A apresentadora Xênia Bier
A apresentadora Xênia Bier - Folhapress

Coragem era o que não faltava a Xênia, apesar de ela também usar um pseudônimo —em seus documentos era Vilma Barreto, sem a sonoridade exótica da alcunha pela qual ficou conhecida.

Como muitos dos talentos das primeiras décadas da televisão brasileira, Xênia também era polivalente. Formada em jornalismo, estreou como apresentadora na TV Cultura em 1959, ao lado de Ney Gonçalves Dias. No mesmo canal, ainda se arriscou como atriz em novelas —“As Professorinhas”, “Escravas do Silêncio” e “O Moço Loiro”, todas de 1965.

Mas foi como condutora de programas para o público feminino que encontrou sua voz. Num país onde já brilhavam estrelas do talk show como Hebe Camargo, Lolita Rodrigues e Edna Savaget, ela se impôs pelo estilo direto, sem firulas nem papas na língua.

Xênia já era feminista num tempo em que ainda se discutia se uma mulher deveria trabalhar fora de casa. Defendia a independência e a assertividade femininas em plena ditadura militar, quando qualquer crítica ao status quo era vista como uma ameaça à moral e aos bons costumes.

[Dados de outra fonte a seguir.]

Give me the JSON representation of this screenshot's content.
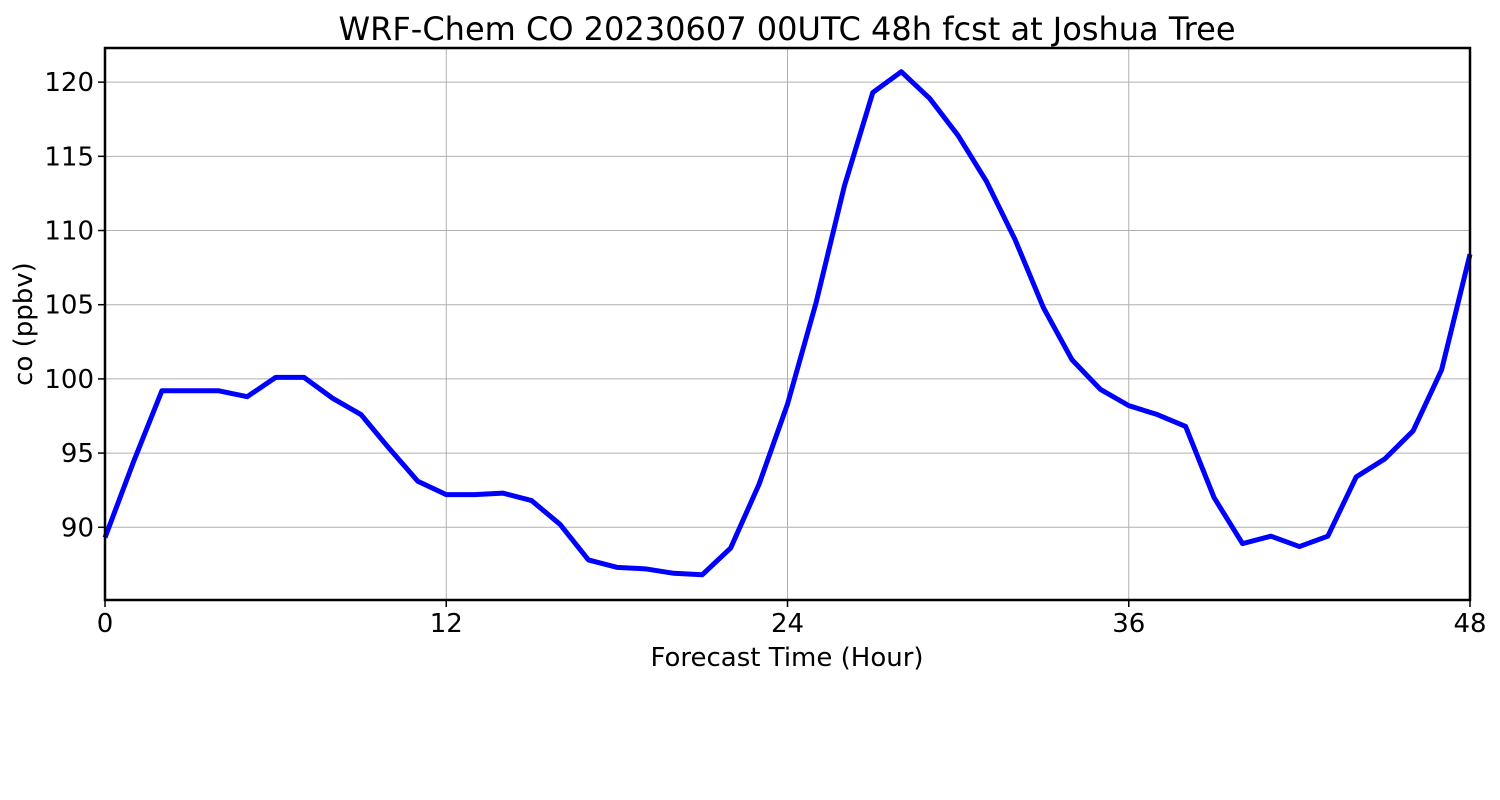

Nascida em São Paulo, em 1935, construiu toda a sua carreira na cidade. Mas se tornou conhecida no país a partir de 1968, quando “Xênia e Você” estreou na Bandeirantes. Em 1980, o sucesso do programa era tamanho que a emissora decidiu mudar a atração da faixa vespertina para as noites de sexta-feira, um horário muito mais nobre. O resultado foi um barulhento protesto em frente à sede do canal no bairro do Morumbi, feito por fãs inconsoláveis com a troca.

A polêmica não durou muito tempo, porque Xênia foi chamada pela Globo. Entre 1981 e 1984, ela fez parte do histórico “TV Mulher”, ao lado de Marília Gabriela, Clodovil, Marta Suplicy e do mesmo Ney Gonçalves Dias com quem estreou na televisão. Aparecia apenas alguns minutos por dia, mas manteve a verve e a desfaçatez que a fizeram famosa.

Depois ainda passou pela extinta TV Manchete, no “Mulheres 88”, sob a batuta de Nilton Travesso, o criador do “TV Mulher”. E encerrou sua longa carreira televisiva no “Mulheres”, da TV Gazeta, que comandou ao lado de Ione Borges na década de 1990.

A esta altura, Xênia não era mais um nome de expressão nacional. Saiu discretamente do ar, mas ainda teve uma sobrevida assinando colunas nas revistas Ana Maria e Contigo e no portal M de Mulher.

Sofrendo da doença de Alzheimer, Xênia Bier se retirou da vida pública no início deste século. Sua morte nesta segunda, aos 85 anos, surpreendeu quem não tinha notícias dela há muitos anos. Deixa uma filha, uma neta e um poderoso legado, que persiste em todas as apresentadoras que conseguem exprimir aquilo que pensam.